Un système de fixations de la NASA inspirées du gecko

Un système de fixations de la NASA inspirées du gecko

L’exploration spatiale a généré beaucoup de déchets. Entre les satellites qui ne fonctionnent plus, les restes de fusées, etc., l’orbite de notre planète regorge d’obstacles à la poursuite de l’exploration. Selon la NASA, il y aurait plus de 21 000 objets de plus de 10 centimètres en orbite. En 2009, un objet a percuté un satellite, détruisant ce-dernier. Il devient donc important de commencer à nettoyer notre orbite. C’est l’une des raisons qui a mené la NASA a mettre au point un système de fixation qui fonctionnerait dans le vide spatial.

En apesanteur, les astronautes utilisent des bandes Velcro, fixées aux combinaisons. Cette méthode présente toutefois le désavantage de requérir une fixation des bandes préalable. Pour contourner ce problème, une équipe de chercheurs au Jet Propulsion Laboratory de la NASA, ont conçu un système de fixation inspiré du gecko. Ce système devrait permettre d’arrimer des satellites hors d’usage ou des objets à la dérive pour nettoyer l’orbite mais aussi de rendre les déplacements pour les astronautes plus simples.

Le système de fixations pour l'espace

Le gecko est un lézard capable de grimper sur n’importe quelle surface grâce à des poils minuscules, plus d’une centaine de fois plus petits qu’un cheveux humain, situés sous les pattes. Ce système repose sur les forces de Van der Waals, du nom du scientifique en ayant découvert les propriétés. L’adhésion s’explique ainsi : chaque atome possède un côté positif et négatif, à l’image d’un aimant. En pressant leurs poils contre une surface, les geckos créent une surface suffisante pour que l’attraction magnétique soutienne leur poids. Pour avancer, le gecko n’a plus qu’à tordre les poils dans un autre sens pour décoller ses pattes.

Pour reproduire ce mécanisme, les chercheurs ont conçu des « poils » minuscules attachés à des systèmes de fixation. Les poils synthétiques, aussi appelés tiges, sont en pointe, avec une extrémité oblique, en forme de champignon. Si la pression exercée est faible, seul les extrémités des tiges entrent en contact et ne forment donc pas de contact magnétique avec la surface. Selon Aaron Parness, l’un des chercheurs en robotique responsables du projet, « l’adhésion des fixations peut-être activée ou non simplement en changeant la direction dans laquelle les tiges sont tordues. »

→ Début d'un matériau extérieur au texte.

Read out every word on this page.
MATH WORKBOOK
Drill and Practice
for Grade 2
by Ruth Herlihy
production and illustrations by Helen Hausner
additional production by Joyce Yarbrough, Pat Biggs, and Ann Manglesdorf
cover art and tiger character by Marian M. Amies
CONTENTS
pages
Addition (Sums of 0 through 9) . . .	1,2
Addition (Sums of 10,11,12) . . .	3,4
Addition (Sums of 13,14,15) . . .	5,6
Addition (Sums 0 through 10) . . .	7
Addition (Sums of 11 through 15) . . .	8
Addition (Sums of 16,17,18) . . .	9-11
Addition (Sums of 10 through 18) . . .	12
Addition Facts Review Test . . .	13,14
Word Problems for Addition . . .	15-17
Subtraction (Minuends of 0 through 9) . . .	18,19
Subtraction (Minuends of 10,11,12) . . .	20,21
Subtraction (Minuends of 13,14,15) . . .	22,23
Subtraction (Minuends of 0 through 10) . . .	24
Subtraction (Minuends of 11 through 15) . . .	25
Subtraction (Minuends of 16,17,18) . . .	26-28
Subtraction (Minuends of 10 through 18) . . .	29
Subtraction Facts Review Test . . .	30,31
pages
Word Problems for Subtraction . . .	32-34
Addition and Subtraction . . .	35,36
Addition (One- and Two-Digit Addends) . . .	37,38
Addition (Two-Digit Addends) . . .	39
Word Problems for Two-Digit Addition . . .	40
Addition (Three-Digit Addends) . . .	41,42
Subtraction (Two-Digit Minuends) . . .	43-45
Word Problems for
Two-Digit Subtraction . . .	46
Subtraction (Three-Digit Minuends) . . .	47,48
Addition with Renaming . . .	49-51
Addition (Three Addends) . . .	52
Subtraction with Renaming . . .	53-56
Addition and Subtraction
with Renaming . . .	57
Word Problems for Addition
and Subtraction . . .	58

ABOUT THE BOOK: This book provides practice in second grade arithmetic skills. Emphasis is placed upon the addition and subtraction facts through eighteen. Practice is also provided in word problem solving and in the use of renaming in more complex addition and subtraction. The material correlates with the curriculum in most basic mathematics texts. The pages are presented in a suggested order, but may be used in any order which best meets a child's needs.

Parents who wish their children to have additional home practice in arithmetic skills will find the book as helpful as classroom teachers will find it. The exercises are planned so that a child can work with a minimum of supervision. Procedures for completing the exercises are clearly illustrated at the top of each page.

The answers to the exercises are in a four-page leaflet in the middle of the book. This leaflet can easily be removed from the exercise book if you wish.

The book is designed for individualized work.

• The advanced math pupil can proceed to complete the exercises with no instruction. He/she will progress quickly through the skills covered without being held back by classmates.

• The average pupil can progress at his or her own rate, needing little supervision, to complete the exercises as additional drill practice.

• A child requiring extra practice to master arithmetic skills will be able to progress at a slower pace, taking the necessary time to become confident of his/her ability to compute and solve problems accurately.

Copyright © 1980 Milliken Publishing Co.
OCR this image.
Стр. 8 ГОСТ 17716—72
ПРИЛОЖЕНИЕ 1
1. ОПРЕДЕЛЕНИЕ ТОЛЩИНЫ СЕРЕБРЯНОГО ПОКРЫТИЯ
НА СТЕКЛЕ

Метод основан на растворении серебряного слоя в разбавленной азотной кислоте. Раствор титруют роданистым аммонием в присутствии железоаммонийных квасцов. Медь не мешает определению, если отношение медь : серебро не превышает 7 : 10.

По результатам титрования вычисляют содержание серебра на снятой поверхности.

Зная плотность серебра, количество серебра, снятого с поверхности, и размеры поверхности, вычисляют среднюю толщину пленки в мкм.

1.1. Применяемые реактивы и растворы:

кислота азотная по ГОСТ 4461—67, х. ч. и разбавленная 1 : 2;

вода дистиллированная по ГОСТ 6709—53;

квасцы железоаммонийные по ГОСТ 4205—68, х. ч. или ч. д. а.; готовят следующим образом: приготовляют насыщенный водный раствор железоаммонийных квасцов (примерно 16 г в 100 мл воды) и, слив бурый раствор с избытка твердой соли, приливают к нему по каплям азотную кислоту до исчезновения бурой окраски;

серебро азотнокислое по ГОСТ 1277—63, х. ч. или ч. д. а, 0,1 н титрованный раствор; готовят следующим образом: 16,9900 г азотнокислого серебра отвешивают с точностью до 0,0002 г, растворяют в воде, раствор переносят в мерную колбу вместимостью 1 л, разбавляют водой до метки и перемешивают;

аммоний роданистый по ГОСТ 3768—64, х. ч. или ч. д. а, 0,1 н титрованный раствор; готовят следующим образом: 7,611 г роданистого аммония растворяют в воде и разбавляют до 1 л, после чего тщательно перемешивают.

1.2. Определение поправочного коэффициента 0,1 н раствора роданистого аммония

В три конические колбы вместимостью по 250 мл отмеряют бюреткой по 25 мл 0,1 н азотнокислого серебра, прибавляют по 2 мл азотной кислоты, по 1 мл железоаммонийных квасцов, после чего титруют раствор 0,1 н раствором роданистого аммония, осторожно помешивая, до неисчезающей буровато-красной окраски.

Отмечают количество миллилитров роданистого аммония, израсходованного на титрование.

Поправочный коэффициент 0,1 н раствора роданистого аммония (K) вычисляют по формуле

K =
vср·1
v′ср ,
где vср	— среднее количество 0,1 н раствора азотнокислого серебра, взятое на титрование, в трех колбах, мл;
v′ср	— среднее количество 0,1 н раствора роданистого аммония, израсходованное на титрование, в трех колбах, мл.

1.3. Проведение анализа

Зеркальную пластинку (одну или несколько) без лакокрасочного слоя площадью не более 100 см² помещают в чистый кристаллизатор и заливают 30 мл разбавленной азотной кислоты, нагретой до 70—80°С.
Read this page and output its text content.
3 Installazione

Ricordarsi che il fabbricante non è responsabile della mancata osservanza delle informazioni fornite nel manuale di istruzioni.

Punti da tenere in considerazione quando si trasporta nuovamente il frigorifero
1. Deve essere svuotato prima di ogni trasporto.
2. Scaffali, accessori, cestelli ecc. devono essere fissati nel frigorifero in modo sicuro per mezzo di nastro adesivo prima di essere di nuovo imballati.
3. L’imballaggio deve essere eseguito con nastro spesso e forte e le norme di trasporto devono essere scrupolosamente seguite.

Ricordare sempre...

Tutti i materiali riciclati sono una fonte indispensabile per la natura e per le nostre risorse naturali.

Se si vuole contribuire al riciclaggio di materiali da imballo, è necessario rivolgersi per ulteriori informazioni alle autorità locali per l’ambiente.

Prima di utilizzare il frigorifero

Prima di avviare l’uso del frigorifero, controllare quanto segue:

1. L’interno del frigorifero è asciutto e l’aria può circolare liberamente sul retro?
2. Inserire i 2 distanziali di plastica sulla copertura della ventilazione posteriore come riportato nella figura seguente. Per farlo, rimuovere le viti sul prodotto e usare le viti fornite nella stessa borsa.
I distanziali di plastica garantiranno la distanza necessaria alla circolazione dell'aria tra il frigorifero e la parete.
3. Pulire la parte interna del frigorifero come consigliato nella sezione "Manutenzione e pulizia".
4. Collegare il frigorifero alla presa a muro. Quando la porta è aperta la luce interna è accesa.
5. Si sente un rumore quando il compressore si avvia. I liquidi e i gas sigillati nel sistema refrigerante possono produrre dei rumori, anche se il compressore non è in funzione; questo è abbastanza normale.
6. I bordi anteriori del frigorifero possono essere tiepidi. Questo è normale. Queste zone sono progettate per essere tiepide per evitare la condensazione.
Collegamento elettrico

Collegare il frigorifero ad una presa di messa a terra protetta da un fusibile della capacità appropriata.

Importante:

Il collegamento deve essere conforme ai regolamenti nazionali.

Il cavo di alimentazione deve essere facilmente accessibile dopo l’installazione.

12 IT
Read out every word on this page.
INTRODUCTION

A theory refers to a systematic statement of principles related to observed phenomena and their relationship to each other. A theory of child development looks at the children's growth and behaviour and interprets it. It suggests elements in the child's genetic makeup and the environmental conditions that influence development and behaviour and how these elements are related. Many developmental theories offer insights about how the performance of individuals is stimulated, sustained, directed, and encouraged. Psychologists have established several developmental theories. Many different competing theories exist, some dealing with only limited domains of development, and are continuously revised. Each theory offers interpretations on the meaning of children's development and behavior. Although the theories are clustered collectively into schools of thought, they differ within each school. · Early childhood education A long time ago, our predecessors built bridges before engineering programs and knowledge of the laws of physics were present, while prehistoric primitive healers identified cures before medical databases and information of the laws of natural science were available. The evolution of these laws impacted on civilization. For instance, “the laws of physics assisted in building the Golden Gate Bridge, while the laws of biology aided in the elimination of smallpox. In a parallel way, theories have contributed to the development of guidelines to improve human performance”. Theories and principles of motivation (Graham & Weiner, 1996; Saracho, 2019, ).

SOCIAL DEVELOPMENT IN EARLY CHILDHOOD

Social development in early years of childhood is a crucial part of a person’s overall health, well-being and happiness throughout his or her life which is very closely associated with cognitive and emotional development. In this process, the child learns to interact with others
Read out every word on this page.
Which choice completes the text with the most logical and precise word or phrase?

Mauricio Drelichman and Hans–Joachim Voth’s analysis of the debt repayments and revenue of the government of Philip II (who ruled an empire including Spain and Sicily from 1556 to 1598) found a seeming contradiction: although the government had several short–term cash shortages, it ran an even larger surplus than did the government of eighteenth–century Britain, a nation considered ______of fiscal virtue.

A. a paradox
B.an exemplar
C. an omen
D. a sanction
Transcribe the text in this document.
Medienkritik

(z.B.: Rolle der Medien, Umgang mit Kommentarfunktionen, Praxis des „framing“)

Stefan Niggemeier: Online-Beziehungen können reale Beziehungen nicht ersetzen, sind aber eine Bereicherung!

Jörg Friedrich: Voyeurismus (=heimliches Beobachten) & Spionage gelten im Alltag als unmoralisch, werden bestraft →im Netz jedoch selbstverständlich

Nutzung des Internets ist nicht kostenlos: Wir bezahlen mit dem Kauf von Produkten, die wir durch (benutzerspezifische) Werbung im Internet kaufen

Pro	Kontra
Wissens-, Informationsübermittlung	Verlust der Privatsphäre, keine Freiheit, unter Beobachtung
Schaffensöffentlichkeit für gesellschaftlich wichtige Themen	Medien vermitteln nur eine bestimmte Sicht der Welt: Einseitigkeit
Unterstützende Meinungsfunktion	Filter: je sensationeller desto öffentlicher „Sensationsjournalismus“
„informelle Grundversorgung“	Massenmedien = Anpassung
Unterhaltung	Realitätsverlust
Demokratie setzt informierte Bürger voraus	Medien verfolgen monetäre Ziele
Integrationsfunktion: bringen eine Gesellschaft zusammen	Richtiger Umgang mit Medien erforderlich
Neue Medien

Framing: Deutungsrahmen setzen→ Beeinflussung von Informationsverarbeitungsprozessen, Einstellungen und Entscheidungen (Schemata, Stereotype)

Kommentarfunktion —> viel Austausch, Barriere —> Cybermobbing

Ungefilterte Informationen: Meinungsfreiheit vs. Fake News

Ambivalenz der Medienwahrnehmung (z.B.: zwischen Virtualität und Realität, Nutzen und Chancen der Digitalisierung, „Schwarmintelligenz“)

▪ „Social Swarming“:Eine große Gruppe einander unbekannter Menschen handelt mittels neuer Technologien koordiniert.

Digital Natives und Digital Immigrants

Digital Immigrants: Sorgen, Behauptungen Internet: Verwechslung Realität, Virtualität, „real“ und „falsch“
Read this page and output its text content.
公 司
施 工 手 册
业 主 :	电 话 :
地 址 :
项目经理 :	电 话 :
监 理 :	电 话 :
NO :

Les fixations du Jet Propulsion Lab

En changeant l’orientation des poils, une surface plus grande rentre en contact avec les poils et ceux-ci adhèrent plus. Pour Aaron Parness, « la fiabilité des forces de Van der Waals, même dans des environnements extrêmes, les rends particulièrement utiles pour des applications dans l’espace. » Durant des tests en gravité 0, les chercheurs ont pu agripper un cube de 10 kilogrammes. Ils ont également réussi à s’accrocher à l’un des chercheurs qui portait une veste recouverte de matériaux utilisés pour la construction d’engins spatiaux. Ce test, censé représenter l’amarrage d’un objet de 110 kilos, a lui aussi été concluant.

L’étude a démontré l’efficacité des fixations sur plus de 30 surfaces d’engins spatiaux différentes. Les chercheurs ont également testé les fixations dans des conditions similaires au vide spatiale, par exemple à une température de -60° Celsius. Les fixations ont également été activées et désactivées plus de 30 000 fois sans changement remarquable sur la force d’adhésion. Au-delà de la mission de nettoyage, la NASA souhaite aussi installer ce système sur des robots destinés à l’exploration spatiale.